Le Hamas accuse Israël de « porter atteinte au cessez-le-feu » à Gaza en attaquant le numéro deux de sa branche armée
L'armée israélienne a affirmé samedi avoir tué la branche armée du Hamas, Raad Saad, lors d'une frappe de drone contre son véhicule à Gaza. Même si le mouvement islamiste n'a pas confirmé ce décès, il s'agit en tout cas de la cible la plus médiatisée du Hamas depuis plus de deux mois de trêve. Des sources sanitaires dans la bande de Gaza évaluent à cinq le nombre de morts dans cet attentat, ce que le Hamas a interprété comme un nouvel exemple de la volonté du gouvernement de Benjamin Netanyahu de « saper et de faire dérailler l'accord de cessez-le-feu en intensifiant ses violations continues ».

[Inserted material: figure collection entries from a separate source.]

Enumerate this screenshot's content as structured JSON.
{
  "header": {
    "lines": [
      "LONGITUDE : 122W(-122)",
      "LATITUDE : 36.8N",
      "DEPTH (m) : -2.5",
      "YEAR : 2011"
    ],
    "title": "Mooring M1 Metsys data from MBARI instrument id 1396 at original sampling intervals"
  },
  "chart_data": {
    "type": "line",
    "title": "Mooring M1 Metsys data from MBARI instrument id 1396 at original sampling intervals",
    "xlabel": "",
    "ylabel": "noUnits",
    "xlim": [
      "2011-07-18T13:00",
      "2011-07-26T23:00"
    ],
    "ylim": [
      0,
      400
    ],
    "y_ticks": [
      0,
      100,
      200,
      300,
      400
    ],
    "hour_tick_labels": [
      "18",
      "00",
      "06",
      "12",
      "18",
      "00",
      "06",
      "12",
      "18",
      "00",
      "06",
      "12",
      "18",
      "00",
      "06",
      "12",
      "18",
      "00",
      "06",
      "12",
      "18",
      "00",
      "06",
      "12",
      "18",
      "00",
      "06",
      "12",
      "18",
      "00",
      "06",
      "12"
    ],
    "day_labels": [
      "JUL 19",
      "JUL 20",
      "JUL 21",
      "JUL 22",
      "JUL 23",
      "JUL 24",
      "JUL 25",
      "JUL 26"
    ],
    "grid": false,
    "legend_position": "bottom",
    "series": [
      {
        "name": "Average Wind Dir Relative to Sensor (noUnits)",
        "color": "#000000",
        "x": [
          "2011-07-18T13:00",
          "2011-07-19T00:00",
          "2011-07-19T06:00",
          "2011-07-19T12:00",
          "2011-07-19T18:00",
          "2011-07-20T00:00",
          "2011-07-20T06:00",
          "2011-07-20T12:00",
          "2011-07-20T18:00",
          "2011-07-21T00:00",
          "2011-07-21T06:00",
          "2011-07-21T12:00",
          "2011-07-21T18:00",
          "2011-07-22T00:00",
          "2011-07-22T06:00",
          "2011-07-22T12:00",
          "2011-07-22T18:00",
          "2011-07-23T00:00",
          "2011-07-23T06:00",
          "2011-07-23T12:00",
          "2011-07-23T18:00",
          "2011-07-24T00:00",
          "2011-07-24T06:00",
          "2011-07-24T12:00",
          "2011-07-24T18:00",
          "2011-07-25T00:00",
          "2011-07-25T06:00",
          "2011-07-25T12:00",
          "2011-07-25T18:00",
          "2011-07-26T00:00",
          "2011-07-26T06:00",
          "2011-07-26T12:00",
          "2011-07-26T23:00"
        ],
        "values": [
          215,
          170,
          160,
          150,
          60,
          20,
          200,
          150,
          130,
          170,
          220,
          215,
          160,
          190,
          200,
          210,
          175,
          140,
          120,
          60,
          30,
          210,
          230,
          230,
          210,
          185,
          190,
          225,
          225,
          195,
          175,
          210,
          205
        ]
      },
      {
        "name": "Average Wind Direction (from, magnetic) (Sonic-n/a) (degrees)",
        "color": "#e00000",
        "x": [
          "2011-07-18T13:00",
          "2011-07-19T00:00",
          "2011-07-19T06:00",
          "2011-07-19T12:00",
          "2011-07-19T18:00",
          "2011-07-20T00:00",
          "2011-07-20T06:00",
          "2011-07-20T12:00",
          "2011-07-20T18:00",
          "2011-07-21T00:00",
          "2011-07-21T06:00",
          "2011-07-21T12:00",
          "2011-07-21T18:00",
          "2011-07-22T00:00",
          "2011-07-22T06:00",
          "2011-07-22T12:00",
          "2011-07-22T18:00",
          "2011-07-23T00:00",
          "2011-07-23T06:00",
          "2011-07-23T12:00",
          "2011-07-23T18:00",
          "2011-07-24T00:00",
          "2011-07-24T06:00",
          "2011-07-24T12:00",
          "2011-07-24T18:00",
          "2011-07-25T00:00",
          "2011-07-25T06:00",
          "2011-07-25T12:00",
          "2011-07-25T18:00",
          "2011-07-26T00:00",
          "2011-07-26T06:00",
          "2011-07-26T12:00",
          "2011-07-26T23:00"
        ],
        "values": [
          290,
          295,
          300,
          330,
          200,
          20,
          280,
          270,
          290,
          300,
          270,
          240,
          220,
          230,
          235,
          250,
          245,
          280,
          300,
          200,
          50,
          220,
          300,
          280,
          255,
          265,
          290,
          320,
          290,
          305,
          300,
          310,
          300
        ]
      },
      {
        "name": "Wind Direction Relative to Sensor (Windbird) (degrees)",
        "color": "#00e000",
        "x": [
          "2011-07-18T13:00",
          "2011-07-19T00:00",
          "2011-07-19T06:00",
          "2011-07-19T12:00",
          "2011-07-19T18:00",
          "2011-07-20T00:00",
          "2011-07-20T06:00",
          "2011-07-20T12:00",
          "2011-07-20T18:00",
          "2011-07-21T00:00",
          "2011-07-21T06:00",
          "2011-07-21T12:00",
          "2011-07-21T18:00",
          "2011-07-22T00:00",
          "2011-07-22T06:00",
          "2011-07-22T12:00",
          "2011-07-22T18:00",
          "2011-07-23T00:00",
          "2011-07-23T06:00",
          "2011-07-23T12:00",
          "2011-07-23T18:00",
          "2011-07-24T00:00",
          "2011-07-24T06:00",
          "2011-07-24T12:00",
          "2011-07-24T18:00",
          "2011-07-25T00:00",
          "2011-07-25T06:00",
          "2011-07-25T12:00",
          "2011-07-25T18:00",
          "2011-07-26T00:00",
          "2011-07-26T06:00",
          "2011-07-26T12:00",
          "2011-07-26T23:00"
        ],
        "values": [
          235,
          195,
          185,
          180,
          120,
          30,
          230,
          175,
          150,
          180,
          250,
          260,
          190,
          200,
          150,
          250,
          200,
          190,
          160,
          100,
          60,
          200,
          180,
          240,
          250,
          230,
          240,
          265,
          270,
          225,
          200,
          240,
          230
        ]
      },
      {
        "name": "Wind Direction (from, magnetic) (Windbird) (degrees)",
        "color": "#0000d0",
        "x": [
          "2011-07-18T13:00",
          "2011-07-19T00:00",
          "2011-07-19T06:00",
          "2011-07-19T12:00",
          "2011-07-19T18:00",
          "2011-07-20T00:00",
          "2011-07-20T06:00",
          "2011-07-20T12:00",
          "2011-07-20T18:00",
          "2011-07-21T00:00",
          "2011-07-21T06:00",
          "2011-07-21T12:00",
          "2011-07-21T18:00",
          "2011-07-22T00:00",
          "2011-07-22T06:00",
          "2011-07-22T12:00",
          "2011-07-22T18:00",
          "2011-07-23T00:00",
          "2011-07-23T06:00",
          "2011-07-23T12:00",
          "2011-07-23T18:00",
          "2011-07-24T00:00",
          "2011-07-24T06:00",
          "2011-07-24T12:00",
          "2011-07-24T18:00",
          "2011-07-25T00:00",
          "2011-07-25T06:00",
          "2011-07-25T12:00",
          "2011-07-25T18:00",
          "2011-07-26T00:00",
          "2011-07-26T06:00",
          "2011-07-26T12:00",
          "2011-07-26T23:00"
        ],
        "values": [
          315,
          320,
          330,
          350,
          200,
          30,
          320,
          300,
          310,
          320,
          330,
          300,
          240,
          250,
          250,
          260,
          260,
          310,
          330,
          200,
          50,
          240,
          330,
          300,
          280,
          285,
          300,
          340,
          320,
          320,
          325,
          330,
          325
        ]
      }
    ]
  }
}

Israël a justifié cela en affirmant que Saad dirigeait les tentatives du Hamas de se reconstituer et de placer des explosifs pour tendre une embuscade aux troupes dans les 58 % de Gaza contrôlés par l'armée israélienne après le cessez-le-feu. Les bureaux du Premier ministre Benjamin Netanyahu et du ministre de la Défense Israel Katz ont publié un communiqué expliquant avoir ordonné l'assassinat après qu'un explosif ait blessé des soldats deux heures auparavant.
L'armée a diffusé une image aérienne du moment où un missile lancé par un drone frappe la dernière des trois voitures circulant le long de Rashid, l'autoroute qui relie Gaza du nord au sud parallèlement à la côte. Des photographies ultérieures prises sur le terrain montrent la voiture incendiée, avec une tache de sang sur le sol. Les forces armées ont présenté Saad comme le chef de la production d’armes de la milice du Hamas et l’un des architectes de l’attaque d’octobre 2023, qui a fait quelque 1 200 morts et conduit à une invasion de deux ans avec plus de 70 000 morts Palestiniens.
Bien qu'il s'agisse d'une attaque exceptionnelle, en raison de l'ampleur de l'objectif, l'armée israélienne bombarde Gaza presque quotidiennement, en violation du cessez-le-feu. Il s’agit généralement d’attaques spécifiques face à ce qu’il décrit comme des tentatives du Hamas de se réorganiser et de se réarmer dans la zone qu’il contrôle, malgré sa faiblesse. Les bombardements sont particulièrement violents et prolongés lorsque l'armée fait état d'une précédente embuscade contre ses troupes. C'est ce qui s'est passé le 28 octobre, tuant plus d'une centaine de Palestiniens, ou le 20 novembre 32. La majorité, dans les deux cas, étaient des mineurs et des femmes.
Depuis que l’architecte de l’accord de trêve permanente, le président américain Donald Trump, a déclaré la « fin de la guerre » début octobre, les tirs de drones, d’avions de combat, de mitrailleuses et de chars israéliens ont tué près de 400 personnes dans la petite bande palestinienne, selon les décomptes des hôpitaux. Trois soldats israéliens ont également été tués dans des attaques surprises menées par des militants palestiniens, selon l'armée.